Abstract
This paper examines the causal relationship between Financial Inclusion and economic growth in the West African Economic and Monetary Union (WAEMU) from 2006 to 2015. We combined the heterogeneity panel causality test proposed by [1] with the Maximal Overlap Discrete Wavelet Transform (MODWT) to analyze the bi-directional causality at different time scales. We used two Financial Inclusion indicators: the overall rate of demographic penetration of financial services (Financial Inclusion supply) and the overall rate of use of financial services (Financial Inclusion demand). Our results show that at scale 1 (2 - 4 years), there is no causality between economic growth and Financial Inclusion indicators. However, at scale 2 (4 - 8 years), we found a bi-directional causality between economic growth and Financial Inclusion.
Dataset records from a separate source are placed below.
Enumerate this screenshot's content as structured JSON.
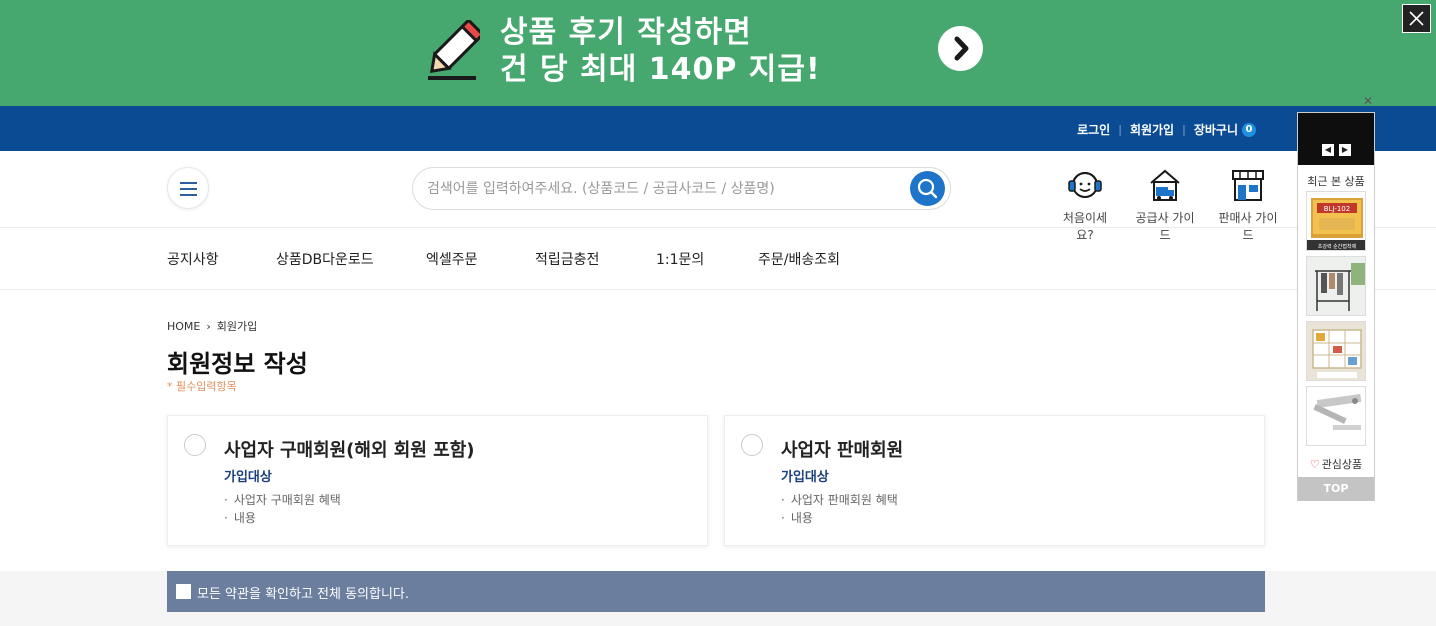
{
  "banner": {
    "line1": "상품 후기 작성하면",
    "line2": "건 당 최대 140P 지급!",
    "colors": {
      "background": "#46a86e",
      "text": "#ffffff"
    },
    "icons": {
      "pencil": "pencil-icon",
      "arrow": "arrow-right-circle-icon",
      "close": "close-icon"
    }
  },
  "topbar": {
    "login": "로그인",
    "signup": "회원가입",
    "cart": "장바구니",
    "cart_count": "0",
    "colors": {
      "background": "#0a4b94",
      "badge": "#1f8fe0"
    }
  },
  "header": {
    "search_placeholder": "검색어를 입력하여주세요. (상품코드 / 공급사코드 / 상품명)",
    "guides": [
      {
        "label": "처음이세요?",
        "icon": "headset-icon"
      },
      {
        "label": "공급사 가이드",
        "icon": "delivery-house-icon"
      },
      {
        "label": "판매사 가이드",
        "icon": "storefront-icon"
      }
    ]
  },
  "gnb": [
    "공지사항",
    "상품DB다운로드",
    "엑셀주문",
    "적립금충전",
    "1:1문의",
    "주문/배송조회"
  ],
  "breadcrumb": {
    "home": "HOME",
    "current": "회원가입"
  },
  "page": {
    "title": "회원정보 작성",
    "required_note": "* 필수입력항목"
  },
  "cards": [
    {
      "title": "사업자 구매회원(해외 회원 포함)",
      "subtitle": "가입대상",
      "items": [
        "사업자 구매회원 혜택",
        "내용"
      ]
    },
    {
      "title": "사업자 판매회원",
      "subtitle": "가입대상",
      "items": [
        "사업자 판매회원 혜택",
        "내용"
      ]
    }
  ],
  "agree": {
    "label": "모든 약관을 확인하고 전체 동의합니다.",
    "color": "#6b7e9e"
  },
  "quick": {
    "recent_label": "최근 본 상품",
    "product_badge": "BLJ-102",
    "product_caption": "초강력 순간접착제",
    "wishlist_label": "관심상품",
    "top_label": "TOP"
  }
}
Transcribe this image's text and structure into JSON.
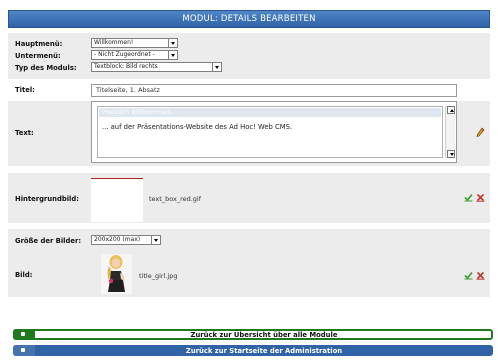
{
  "header": {
    "title": "MODUL: DETAILS BEARBEITEN"
  },
  "form": {
    "hauptmenu": {
      "label": "Hauptmenü:",
      "value": "Willkommen!"
    },
    "untermenu": {
      "label": "Untermenü:",
      "value": "- Nicht Zugeordnet -"
    },
    "typ": {
      "label": "Typ des Moduls:",
      "value": "Textblock: Bild rechts"
    },
    "titel": {
      "label": "Titel:",
      "value": "Titelseite, 1. Absatz"
    },
    "text": {
      "label": "Text:",
      "heading": "Herzlich Willkommen...",
      "body": "... auf der Präsentations-Website des Ad Hoc! Web CMS."
    },
    "hintergrundbild": {
      "label": "Hintergrundbild:",
      "file": "text_box_red.gif"
    },
    "groesse": {
      "label": "Größe der Bilder:",
      "value": "200x200 (max)"
    },
    "bild": {
      "label": "Bild:",
      "file": "title_girl.jpg"
    }
  },
  "nav": {
    "modules": "Zurück zur Übersicht über alle Module",
    "admin": "Zurück zur Startseite der Administration"
  },
  "colors": {
    "header": "#2f63a6",
    "nav_green": "#1f7a1f",
    "nav_blue": "#2f63a6",
    "accent_red": "#b22222"
  }
}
Policymakers should therefore promote reforms that are beneficial to financial inclusion, especially on the supply side, while making the levers for macroeconomic growth more efficient, which also seems to be a decisive factor in financial inclusion.
Highlights
In recent years, the Central Bank of West African States (BCEAO1) has implemented several reforms to promote Financial Inclusion (FI) in WAEMU2
This paper examines the causal relationship between Financial Inclusion and economic growth in the West African Economic and Monetary Union (WAEMU) from 2006 to 2015
This study has examined the causal relationship between Financial Inclusion and economic growth using WAEMU panel data from 2006 to 2015
Summary
The Central Bank of West African States (BCEAO1) has implemented several reforms to promote Financial Inclusion (FI) in WAEMU2.